Потом они покинули Сибирь и Урал. Переселились в наши края, сменили свое ремесло на охоту и земледелие. У них были свои боги. Бывшие рудокопы искали священные камни, покрытые знаками, извлекали их из земли, ставили на видное место. Этим камням они поклонялись, молились. Жили так много столетий. Затем сюда пришли русичи. Племена чуди не стали с ними воевать. Они исчезли и тайну исчезновения унесли с собой. И еще тот человек рассказывал, что они будто бы вкапывали в землю четыре высоких столба, закрывали их сверху и боков тканью и ветками елок. Затем днем и ночью копали, а землю выносили и разбрасывали окрест.

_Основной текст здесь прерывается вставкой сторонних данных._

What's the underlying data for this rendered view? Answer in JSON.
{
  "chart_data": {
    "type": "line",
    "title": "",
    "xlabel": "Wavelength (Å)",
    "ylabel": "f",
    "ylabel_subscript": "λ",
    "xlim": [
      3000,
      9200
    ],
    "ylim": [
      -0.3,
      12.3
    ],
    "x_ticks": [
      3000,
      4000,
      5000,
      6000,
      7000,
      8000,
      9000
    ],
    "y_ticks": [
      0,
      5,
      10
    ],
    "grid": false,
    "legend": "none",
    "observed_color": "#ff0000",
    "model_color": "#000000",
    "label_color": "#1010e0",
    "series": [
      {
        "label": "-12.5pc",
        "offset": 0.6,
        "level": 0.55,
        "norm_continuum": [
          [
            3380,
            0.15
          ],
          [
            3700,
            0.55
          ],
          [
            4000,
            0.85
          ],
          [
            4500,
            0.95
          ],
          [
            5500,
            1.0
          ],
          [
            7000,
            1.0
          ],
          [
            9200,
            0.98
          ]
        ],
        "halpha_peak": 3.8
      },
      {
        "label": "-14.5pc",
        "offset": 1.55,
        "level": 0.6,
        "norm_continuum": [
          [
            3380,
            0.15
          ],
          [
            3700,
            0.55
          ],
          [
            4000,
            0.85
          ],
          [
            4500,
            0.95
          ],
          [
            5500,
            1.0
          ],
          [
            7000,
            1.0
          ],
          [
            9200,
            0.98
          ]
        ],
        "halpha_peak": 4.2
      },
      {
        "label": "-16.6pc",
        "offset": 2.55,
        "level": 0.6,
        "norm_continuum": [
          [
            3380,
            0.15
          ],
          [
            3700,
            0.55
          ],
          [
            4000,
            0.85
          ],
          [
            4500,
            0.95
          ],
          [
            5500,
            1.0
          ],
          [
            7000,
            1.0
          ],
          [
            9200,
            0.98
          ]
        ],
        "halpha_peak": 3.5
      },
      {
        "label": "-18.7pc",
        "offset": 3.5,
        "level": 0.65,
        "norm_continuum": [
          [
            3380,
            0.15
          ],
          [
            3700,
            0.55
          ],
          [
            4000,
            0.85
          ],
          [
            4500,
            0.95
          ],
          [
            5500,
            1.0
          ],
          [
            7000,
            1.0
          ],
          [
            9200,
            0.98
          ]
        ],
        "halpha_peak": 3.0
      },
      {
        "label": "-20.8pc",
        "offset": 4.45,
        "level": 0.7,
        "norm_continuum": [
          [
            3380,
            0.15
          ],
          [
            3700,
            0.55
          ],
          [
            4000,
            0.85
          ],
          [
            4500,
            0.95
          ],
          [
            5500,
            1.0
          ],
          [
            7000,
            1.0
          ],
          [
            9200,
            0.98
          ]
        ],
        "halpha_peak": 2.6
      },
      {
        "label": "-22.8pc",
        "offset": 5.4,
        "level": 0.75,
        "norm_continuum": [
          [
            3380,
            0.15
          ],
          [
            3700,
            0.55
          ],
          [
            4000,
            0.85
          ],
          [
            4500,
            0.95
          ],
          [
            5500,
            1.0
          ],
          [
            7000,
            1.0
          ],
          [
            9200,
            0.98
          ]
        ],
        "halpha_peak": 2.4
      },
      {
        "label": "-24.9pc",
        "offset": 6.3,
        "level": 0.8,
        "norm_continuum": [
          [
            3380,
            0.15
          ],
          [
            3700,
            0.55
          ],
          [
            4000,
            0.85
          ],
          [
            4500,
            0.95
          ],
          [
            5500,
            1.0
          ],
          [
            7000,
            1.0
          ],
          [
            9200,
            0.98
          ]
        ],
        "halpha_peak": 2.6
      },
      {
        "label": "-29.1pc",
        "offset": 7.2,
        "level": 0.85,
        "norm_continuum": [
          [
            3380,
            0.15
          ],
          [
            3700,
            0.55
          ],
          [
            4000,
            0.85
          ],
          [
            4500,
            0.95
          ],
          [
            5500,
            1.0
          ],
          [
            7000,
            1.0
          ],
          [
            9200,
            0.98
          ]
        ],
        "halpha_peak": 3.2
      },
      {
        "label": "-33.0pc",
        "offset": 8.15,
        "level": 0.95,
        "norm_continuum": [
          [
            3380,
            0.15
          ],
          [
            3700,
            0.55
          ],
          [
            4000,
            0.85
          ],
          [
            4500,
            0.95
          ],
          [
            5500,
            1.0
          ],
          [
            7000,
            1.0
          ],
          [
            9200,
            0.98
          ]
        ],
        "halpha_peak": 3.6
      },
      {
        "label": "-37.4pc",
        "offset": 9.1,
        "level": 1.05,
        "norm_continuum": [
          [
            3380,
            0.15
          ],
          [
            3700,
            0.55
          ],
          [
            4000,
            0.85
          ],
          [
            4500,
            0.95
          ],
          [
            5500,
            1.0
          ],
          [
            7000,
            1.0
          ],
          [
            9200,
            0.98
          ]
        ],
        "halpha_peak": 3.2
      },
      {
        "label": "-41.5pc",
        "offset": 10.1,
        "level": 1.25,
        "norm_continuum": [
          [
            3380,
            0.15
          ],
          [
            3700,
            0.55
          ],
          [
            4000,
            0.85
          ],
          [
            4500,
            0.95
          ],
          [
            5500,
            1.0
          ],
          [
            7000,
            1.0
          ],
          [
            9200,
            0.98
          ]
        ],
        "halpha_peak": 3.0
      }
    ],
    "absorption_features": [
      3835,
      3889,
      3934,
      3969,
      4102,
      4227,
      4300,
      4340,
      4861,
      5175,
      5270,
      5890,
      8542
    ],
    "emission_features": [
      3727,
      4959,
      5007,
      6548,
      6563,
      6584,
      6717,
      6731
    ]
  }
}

Выкопав тоннель, собрав в заплечный мешок немудреный скарб, друг за другом уходили под полог и навсегда исчезали. Русичи, найдя такой полог, срывали ткань, где когда-то работали и исчезли рудокопы, но увидели широкую яму, между камнями которой сверкала на солнце вода. Дядя Митя замолк, помешал кочергой угли в печи. Свернул из газеты козью ножку, в которой, пожалуй, картошку можно печь. Глубоко затянулся самосадом. Удовлетворенно прикрыл глаза, опустил голову. В груди у него хрипело, сипело, булькало. Докурив и прокашлявшись, дядя Митя продолжал:
- Сказывали старики, что на месте кладбищенской церкви была такая яма. Были в округе и священные камни чуди. Деды дедов свезли эти камни на окраину Вохмы. Сбросали их в заросшую осокой яму. Камни с бульканьем погружались в жижу. Тогда привозили новые камни. Клали их друг на друга, а затем возвели на них Сретенский храм. Несмотря на высокое место, нижние камни до сих пор погружены в воду.

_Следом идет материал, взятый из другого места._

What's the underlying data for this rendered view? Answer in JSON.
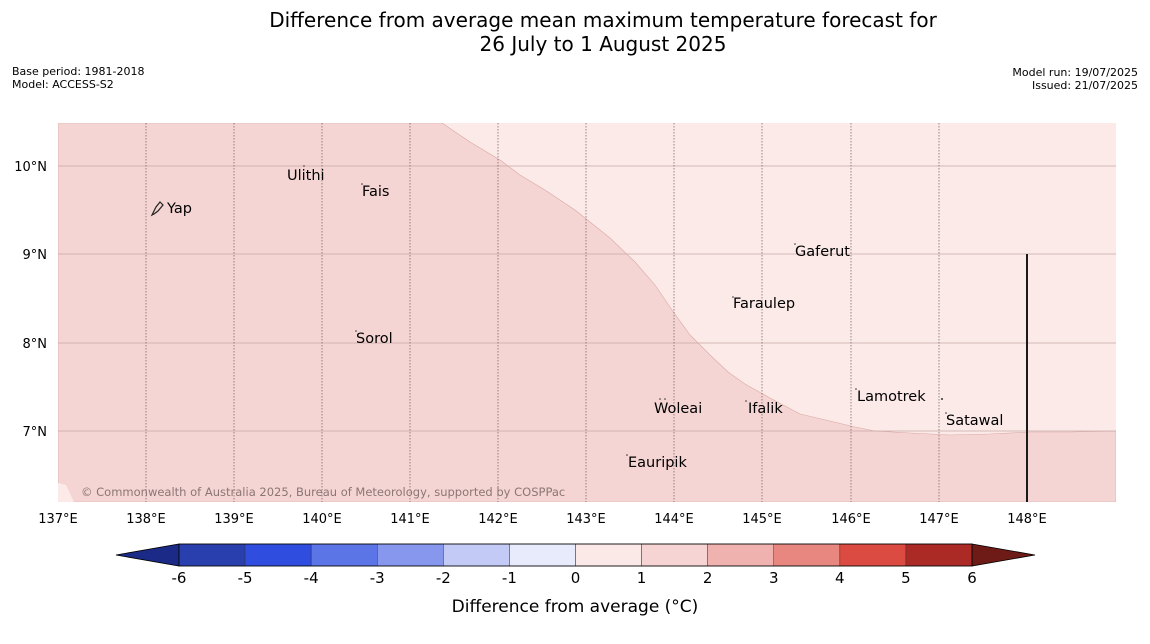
{
  "title": {
    "line1": "Difference from average mean maximum temperature forecast for",
    "line2": "26 July to 1 August 2025"
  },
  "meta_left": {
    "base_period": "Base period: 1981-2018",
    "model": "Model: ACCESS-S2"
  },
  "meta_right": {
    "model_run": "Model run: 19/07/2025",
    "issued": "Issued: 21/07/2025"
  },
  "copyright": "© Commonwealth of Australia 2025, Bureau of Meteorology, supported by COSPPac",
  "lon_labels": [
    "137°E",
    "138°E",
    "139°E",
    "140°E",
    "141°E",
    "142°E",
    "143°E",
    "144°E",
    "145°E",
    "146°E",
    "147°E",
    "148°E"
  ],
  "lat_labels": [
    "10°N",
    "9°N",
    "8°N",
    "7°N"
  ],
  "places": [
    "Yap",
    "Ulithi",
    "Fais",
    "Gaferut",
    "Faraulep",
    "Sorol",
    "Lamotrek",
    "Woleai",
    "Ifalik",
    "Satawal",
    "Eauripik"
  ],
  "colorbar": {
    "ticks": [
      "-6",
      "-5",
      "-4",
      "-3",
      "-2",
      "-1",
      "0",
      "1",
      "2",
      "3",
      "4",
      "5",
      "6"
    ],
    "label": "Difference from average (°C)",
    "colors": [
      "#2a3fae",
      "#2f4ee0",
      "#5b74e6",
      "#8797ee",
      "#c3caf6",
      "#e8ebfc",
      "#fbe9e8",
      "#f5d4d3",
      "#f0b2ae",
      "#e88680",
      "#dc4b42",
      "#ac2a26"
    ],
    "under_color": "#1b2a86",
    "over_color": "#6e1a17"
  },
  "map_colors": {
    "zone_0_1": "#fbeae8",
    "zone_1_2": "#f5d5d3"
  }
}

Дядя Митя привернул фитиль у лампы. Пошел к кровати, застланной лоскутным одеялом. Мы потихоньку, гуськом двинулись к двери.

Один.

Старый секач шел по льду реки, глядел на занесенные снегом берега. По льду идти было легче. Меньше ныли старые изношенные ноги, не кололо в боку, под лопаткой, не надо преодолевать твёрдый, глубокий снег, который сдирал кожу, выматывал силы. Но здесь не было пищи. Желудок сводило от голода. Он не ел несколько дней. В лесу одолевали волки. В полях глубокий снег и стылая земля. Солому и сено крестьяне свезли в деревни. Понадеялся на себя. Не пошел с сородичами на юг в начале зимы. Был полон сил. Знал, где найти пищу. Не ожидал суровой зимовки. Осталось чуть-чуть. Тает снег. Скоро появятся в полях проталины. Сколько там вкусных корешков! 
Ушами ловил своих преследователей. Волки, разделившись, сопровождали по обеим берегам реки. Он их чуял. Знал, что когда обессилеет, волки набросятся, не спасут и мощные бивни.

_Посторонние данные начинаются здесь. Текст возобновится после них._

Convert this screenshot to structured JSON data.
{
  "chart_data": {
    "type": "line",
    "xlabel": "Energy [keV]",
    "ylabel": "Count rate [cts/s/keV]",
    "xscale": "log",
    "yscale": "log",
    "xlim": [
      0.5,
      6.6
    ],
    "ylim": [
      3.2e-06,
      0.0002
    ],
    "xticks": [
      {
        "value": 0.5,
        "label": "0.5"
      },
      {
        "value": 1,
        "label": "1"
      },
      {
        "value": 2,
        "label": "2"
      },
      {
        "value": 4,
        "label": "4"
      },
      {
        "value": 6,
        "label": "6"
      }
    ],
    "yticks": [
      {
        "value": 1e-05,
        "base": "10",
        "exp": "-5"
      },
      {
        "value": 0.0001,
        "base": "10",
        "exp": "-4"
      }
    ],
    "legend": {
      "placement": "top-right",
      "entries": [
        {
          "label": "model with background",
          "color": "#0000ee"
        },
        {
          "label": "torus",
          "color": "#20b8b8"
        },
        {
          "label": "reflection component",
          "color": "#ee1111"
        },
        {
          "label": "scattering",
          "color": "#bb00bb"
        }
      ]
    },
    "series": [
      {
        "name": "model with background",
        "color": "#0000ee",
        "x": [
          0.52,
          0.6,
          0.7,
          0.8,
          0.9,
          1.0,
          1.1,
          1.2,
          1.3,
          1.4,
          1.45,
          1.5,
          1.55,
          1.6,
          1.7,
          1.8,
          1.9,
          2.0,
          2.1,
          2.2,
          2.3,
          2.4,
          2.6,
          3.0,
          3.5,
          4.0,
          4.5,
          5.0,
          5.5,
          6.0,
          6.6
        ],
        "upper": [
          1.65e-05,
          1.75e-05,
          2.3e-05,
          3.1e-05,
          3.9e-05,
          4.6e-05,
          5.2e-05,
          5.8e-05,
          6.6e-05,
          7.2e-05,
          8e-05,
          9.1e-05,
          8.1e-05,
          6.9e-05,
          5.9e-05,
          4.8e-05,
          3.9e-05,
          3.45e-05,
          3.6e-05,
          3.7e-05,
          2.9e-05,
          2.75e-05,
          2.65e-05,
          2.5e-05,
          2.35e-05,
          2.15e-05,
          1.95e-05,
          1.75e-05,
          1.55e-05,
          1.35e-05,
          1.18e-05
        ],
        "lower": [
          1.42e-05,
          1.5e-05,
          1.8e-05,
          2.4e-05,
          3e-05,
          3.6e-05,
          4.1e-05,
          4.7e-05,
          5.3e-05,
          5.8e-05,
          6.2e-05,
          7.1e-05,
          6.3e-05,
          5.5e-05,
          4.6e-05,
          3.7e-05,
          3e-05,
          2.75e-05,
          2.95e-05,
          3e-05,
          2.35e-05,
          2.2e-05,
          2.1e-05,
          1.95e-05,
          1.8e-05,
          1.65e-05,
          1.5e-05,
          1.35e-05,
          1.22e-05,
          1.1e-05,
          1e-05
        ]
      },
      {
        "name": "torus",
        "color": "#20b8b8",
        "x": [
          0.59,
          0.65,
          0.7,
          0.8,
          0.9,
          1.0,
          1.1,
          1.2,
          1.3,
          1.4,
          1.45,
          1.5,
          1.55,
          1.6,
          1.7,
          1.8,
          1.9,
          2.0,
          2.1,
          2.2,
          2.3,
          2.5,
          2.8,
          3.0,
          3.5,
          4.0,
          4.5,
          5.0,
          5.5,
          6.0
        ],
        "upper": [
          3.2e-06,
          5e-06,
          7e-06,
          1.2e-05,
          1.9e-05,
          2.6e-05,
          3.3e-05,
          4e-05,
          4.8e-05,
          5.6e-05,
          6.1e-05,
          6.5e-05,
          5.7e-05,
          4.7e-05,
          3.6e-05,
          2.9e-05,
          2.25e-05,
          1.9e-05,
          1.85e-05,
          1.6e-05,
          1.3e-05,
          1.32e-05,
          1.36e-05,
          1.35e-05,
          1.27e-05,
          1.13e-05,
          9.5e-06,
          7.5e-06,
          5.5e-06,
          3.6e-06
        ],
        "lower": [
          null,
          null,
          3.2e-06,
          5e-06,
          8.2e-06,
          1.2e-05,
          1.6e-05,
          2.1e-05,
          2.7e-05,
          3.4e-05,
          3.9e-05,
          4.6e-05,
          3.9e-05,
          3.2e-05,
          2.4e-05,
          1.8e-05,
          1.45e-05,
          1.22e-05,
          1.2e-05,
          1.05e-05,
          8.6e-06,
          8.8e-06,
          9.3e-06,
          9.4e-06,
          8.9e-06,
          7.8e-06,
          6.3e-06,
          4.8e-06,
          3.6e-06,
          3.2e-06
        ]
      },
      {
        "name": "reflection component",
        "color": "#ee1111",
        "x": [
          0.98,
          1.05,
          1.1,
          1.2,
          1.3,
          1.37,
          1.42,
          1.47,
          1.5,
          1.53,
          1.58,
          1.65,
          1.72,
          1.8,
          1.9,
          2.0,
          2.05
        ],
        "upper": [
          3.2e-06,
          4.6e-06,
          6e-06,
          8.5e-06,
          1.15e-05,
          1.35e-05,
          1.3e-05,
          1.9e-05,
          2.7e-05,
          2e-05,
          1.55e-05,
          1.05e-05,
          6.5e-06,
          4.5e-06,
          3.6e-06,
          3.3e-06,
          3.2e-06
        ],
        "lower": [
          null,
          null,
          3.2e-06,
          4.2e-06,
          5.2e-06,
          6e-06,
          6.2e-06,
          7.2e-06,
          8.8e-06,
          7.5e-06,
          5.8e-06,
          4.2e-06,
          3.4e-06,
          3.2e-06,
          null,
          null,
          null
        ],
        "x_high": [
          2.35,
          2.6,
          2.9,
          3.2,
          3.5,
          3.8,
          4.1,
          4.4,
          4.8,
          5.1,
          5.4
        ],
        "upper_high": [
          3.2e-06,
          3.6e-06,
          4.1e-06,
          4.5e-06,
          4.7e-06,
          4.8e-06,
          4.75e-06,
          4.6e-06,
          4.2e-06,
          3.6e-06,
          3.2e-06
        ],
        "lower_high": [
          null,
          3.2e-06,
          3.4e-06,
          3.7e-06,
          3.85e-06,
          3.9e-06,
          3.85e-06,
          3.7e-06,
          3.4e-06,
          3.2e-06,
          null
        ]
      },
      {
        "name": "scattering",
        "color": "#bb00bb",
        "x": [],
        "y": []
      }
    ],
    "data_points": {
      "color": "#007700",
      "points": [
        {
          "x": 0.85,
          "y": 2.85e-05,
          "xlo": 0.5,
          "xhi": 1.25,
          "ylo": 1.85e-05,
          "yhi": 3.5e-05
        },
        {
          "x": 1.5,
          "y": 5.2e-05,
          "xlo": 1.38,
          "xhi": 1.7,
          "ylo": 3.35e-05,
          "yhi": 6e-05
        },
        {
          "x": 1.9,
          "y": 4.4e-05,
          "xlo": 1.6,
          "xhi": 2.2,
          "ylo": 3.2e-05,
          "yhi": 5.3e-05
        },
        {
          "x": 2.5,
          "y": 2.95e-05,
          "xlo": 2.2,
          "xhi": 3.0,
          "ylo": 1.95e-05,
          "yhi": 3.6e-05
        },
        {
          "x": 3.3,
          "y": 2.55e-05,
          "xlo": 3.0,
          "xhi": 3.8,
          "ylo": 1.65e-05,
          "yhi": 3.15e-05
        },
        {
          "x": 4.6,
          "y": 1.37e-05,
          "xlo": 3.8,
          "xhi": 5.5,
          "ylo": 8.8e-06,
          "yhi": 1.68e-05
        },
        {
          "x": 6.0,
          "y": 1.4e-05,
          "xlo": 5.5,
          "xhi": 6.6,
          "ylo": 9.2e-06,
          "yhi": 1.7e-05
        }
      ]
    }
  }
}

Кабан услышал звуки, почуял пищу. На левом берегу стояла деревня. Пахло хлебом, мышами, едой. Ветер снова донес до него запах стаи. Глаза стали наливаться кровью. Щетина на загривке поднялась. Три волка, что шли по левому берегу, переходили на правый.
Сражаться старый секач не мог. Понимал, что силы неравны, а потому ускорил ход, затрусил к деревне. Людей тоже боялся, боялся безотчетным страхом, но пока еще человек не трогал его. Волки отстали, но не уходили. У деревни кабан остановился. Двое суток ходил на виду у людей. Вырыл и съел оставленную рыбаками рваную кожаную рукавицу, обрывок шлеи. Затем выбрался на дорогу и обреченно пошел в деревню, на запах еды. На окраине стояла копна. Разрыл её. Вместе с мерзлой соломой съел пищавших мышей. Затявкали собаки, окружили.
Кабан, не обращая внимания, ушел на реку. Собак, почуявших волков, как ветром сдуло. Утром голод погнал старика-секача снова к людям. Прошел по деревне несколько раз, словно привыкая к ней, но, не решаясь свернуть в чей-нибудь двор. Запах пищи пронизывал тощее тело. На окруживших дворняг не обращал внимания. Ноги подкашивались. Нужна еда, хотя бы немного еды.
В доме напротив открылась дверь. На крыльцо вышел человек. Собаки затявкали злее. Последнее, что видел кабан, как из рук человека вырвалось пламя. Что-то больно ударило в шею, грудь. Еще какое-то время слышал, как из ран бежала на снег кровь. Силы уходили, а с ними боль, сознание, жизнь... До первых проталин и еды оставалось меньше трех недель.

Когда отгремела война.

Разваливающийся домишко, где мы переживали трудное военное лихолетье, давно снесен вместе с садом и огородом. Толстые половицы его, особенно на кухне, гнили. Одни упорно стремились наружу, другие – опускались в темную подпольную глубь. По субботам бабушка рассыпала по полу тертый красный кирпич, тщательно скребла веником-голиком, поливала кипятком, промывала. Пол становился желтым, свежим, молодел и светлел прямо на глазах. Летом я смотрел на поломытие с подоконника. В зимнюю стужу – с большой русской печи. Зимой сумерничали. Глядели сквозь замерзшие с наледью стекла на звезды или просто на зимнюю темень. 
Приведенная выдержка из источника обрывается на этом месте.